Taken together, our findings highlight the possibility to extract, sequence, analyze, and validate transcriptional profiles from ancient specimens up to around 40,000 years old, thus opening the door to generating aRNA profiles from a wide range of Pleistocene remains from both extinct and extant species.

Discoveries such as this inevitably join the ever-growing catalogue of evidence that creationists must either ignore, distort, or flatly deny. Each new finding from genetics, palaeontology, geology, or any other branch of science adds another layer to an already overwhelming picture of deep time and evolutionary change. Yet rather than reconsider their assumptions, creationists are forced into increasingly contorted explanations to protect a predetermined conclusion.
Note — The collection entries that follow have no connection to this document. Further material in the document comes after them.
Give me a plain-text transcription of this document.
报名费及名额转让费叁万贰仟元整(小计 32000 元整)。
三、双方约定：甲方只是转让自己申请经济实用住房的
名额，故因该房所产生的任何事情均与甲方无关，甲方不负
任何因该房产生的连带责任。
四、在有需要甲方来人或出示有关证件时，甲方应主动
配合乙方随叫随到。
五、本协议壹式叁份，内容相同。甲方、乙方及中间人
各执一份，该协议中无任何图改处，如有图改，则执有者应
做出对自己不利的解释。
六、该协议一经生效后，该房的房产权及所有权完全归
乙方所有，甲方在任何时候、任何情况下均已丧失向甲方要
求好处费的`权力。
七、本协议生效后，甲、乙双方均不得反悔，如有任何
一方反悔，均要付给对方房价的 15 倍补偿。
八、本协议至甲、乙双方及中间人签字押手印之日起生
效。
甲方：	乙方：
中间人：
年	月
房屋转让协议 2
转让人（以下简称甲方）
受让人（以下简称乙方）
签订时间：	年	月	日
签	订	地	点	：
The recovery of RNA from a 40,000-year-old mammoth isn’t just a technical achievement; it is a direct demonstration of the continuity of biological processes across vast stretches of time. It shows, once again, that life has a history — a long, dynamic, and traceable history — written not only in fossils and rocks but also in the molecules preserved within ancient remains. This is precisely the sort of finding that a young-Earth worldview cannot reconcile without resorting to ad hoc excuses and conspiratorial thinking.
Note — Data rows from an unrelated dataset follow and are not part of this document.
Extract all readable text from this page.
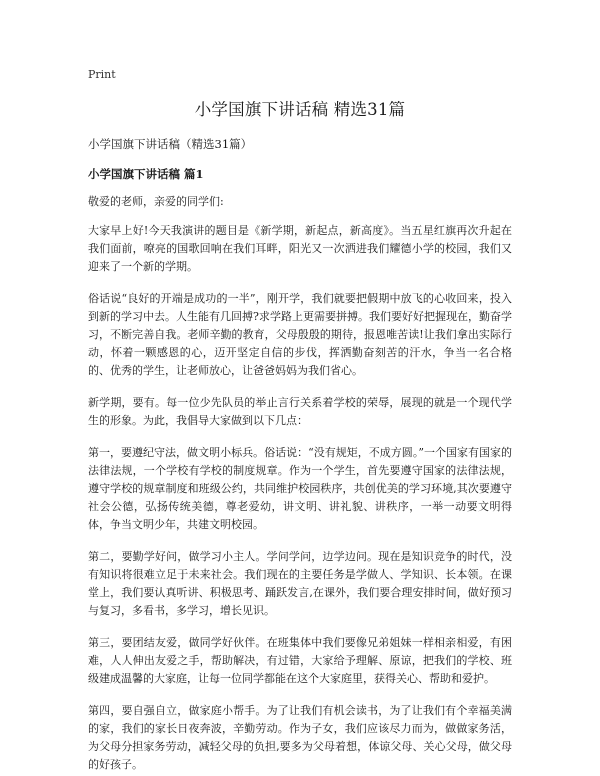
Print
小学国旗下讲话稿 精选31篇
小学国旗下讲话稿（精选31篇）
小学国旗下讲话稿 篇1

敬爱的老师，亲爱的同学们:

大家早上好!今天我演讲的题目是《新学期，新起点，新高度》。当五星红旗再次升起在我们面前，嘹亮的国歌回响在我们耳畔，阳光又一次洒进我们耀德小学的校园，我们又迎来了一个新的学期。

俗话说“良好的开端是成功的一半”，刚开学，我们就要把假期中放飞的心收回来，投入到新的学习中去。人生能有几回搏?求学路上更需要拼搏。我们要好好把握现在，勤奋学习，不断完善自我。老师辛勤的教育，父母殷殷的期待，报恩唯苦读!让我们拿出实际行动，怀着一颗感恩的心，迈开坚定自信的步伐，挥洒勤奋刻苦的汗水，争当一名合格的、优秀的学生，让老师放心，让爸爸妈妈为我们省心。

新学期，要有。每一位少先队员的举止言行关系着学校的荣辱，展现的就是一个现代学生的形象。为此，我倡导大家做到以下几点：

第一，要遵纪守法，做文明小标兵。俗话说：“没有规矩，不成方圆。”一个国家有国家的法律法规，一个学校有学校的制度规章。作为一个学生，首先要遵守国家的法律法规，遵守学校的规章制度和班级公约，共同维护校园秩序，共创优美的学习环境,其次要遵守社会公德，弘扬传统美德，尊老爱幼，讲文明、讲礼貌、讲秩序，一举一动要文明得体，争当文明少年，共建文明校园。

第二，要勤学好问，做学习小主人。学问学问，边学边问。现在是知识竞争的时代，没有知识将很难立足于未来社会。我们现在的主要任务是学做人、学知识、长本领。在课堂上，我们要认真听讲、积极思考、踊跃发言,在课外，我们要合理安排时间，做好预习与复习，多看书，多学习，增长见识。

第三，要团结友爱，做同学好伙伴。在班集体中我们要像兄弟姐妹一样相亲相爱，有困难，人人伸出友爱之手，帮助解决，有过错，大家给予理解、原谅，把我们的学校、班级建成温馨的大家庭，让每一位同学都能在这个大家庭里，获得关心、帮助和爱护。

第四，要自强自立，做家庭小帮手。为了让我们有机会读书，为了让我们有个幸福美满的家，我们的家长日夜奔波，辛勤劳动。作为子女，我们应该尽力而为，做做家务活，为父母分担家务劳动，减轻父母的负担,要多为父母着想，体谅父母、关心父母，做父母的好孩子。
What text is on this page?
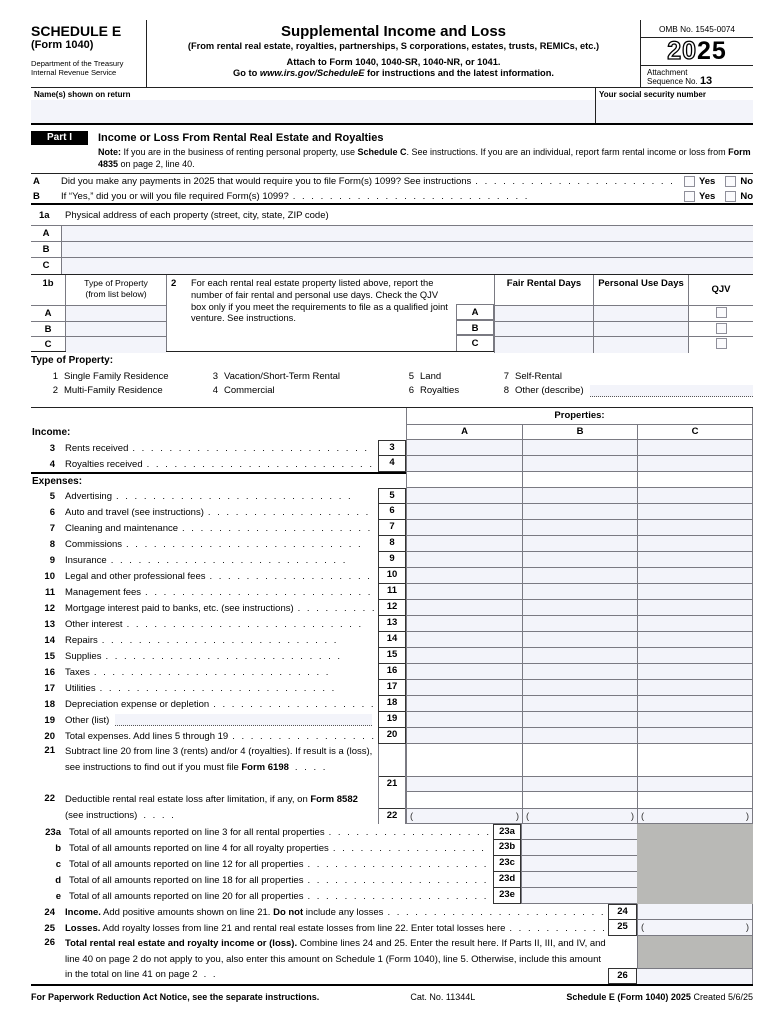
SCHEDULE E
(Form 1040)
Department of the Treasury
Internal Revenue Service
Supplemental Income and Loss
(From rental real estate, royalties, partnerships, S corporations, estates, trusts, REMICs, etc.)
Attach to Form 1040, 1040-SR, 1040-NR, or 1041.
Go to www.irs.gov/ScheduleE for instructions and the latest information.
OMB No. 1545-0074
2025
Attachment
Sequence No. 13
Name(s) shown on return	Your social security number
Part I	Income or Loss From Rental Real Estate and Royalties
Note: If you are in the business of renting personal property, use Schedule C. See instructions. If you are an individual, report farm rental income or loss from Form 4835 on page 2, line 40.
A	Did you make any payments in 2025 that would require you to file Form(s) 1099? See instructions .	Yes	No
B	If “Yes,” did you or will you file required Form(s) 1099? .	Yes	No
1a Physical address of each property (street, city, state, ZIP code)
A
B
C
1b
A
B
C
Type of Property
(from list below)
2	For each rental real estate property listed above, report the number of fair rental and personal use days. Check the QJV box only if you meet the requirements to file as a qualified joint venture. See instructions.
A
B
C
Fair Rental Days	Personal Use Days
QJV
Type of Property:
1 Single Family Residence	3 Vacation/Short-Term Rental	5 Land	7 Self-Rental
2 Multi-Family Residence	4 Commercial	6 Royalties	8 Other (describe)
Properties:
Income:	A	B	C
3 Rents received .	3
4 Royalties received .	4
Expenses:
5 Advertising .	5
6 Auto and travel (see instructions) .	6
7 Cleaning and maintenance .	7
8 Commissions .	8
9 Insurance .	9
10 Legal and other professional fees .	10
11 Management fees .	11
12 Mortgage interest paid to banks, etc. (see instructions) .	12
13 Other interest .	13
14 Repairs .	14
15 Supplies .	15
16 Taxes .	16
17 Utilities .	17
18 Depreciation expense or depletion .	18
19 Other (list)	19
20 Total expenses. Add lines 5 through 19 .	20
21 Subtract line 20 from line 3 (rents) and/or 4 (royalties). If result is a (loss), see instructions to find out if you must file Form 6198 .
21
22 Deductible rental real estate loss after limitation, if any, on Form 8582 (see instructions) .	22	(	) (	) (	)
23a Total of all amounts reported on line 3 for all rental properties .	23a
b Total of all amounts reported on line 4 for all royalty properties .	23b
c Total of all amounts reported on line 12 for all properties .	23c
d Total of all amounts reported on line 18 for all properties .	23d
e Total of all amounts reported on line 20 for all properties .	23e
24 Income. Add positive amounts shown on line 21. Do not include any losses .	24
25 Losses. Add royalty losses from line 21 and rental real estate losses from line 22. Enter total losses here .	25	(	)
26 Total rental real estate and royalty income or (loss). Combine lines 24 and 25. Enter the result here. If Parts II, III, and IV, and line 40 on page 2 do not apply to you, also enter this amount on Schedule 1 (Form 1040), line 5. Otherwise, include this amount in the total on line 41 on page 2 . .	26
For Paperwork Reduction Act Notice, see the separate instructions.	Cat. No. 11344L	Schedule E (Form 1040) 2025 Created 5/6/25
As always, the science moves forward, independent of ideology. Researchers piece together the past using evidence, replication, and peer review, while creationist dogma remains frozen in place, unable to adapt without collapsing entirely. The result is predictable: every new discovery is dismissed, misrepresented, or recast as somehow “supporting” creationism, even when it does the exact opposite.

In reality, it is precisely these incremental advances — the ability to read ancient DNA and now ancient RNA — that make the evolutionary narrative ever more robust. Whether creationists choose to acknowledge it or not is irrelevant to the science; but for those committed to understanding the natural world, findings like this offer yet another glimpse into the deep and fascinating history of life on Earth.

Creationism isn't a problem for science, but science is fatal to creationism.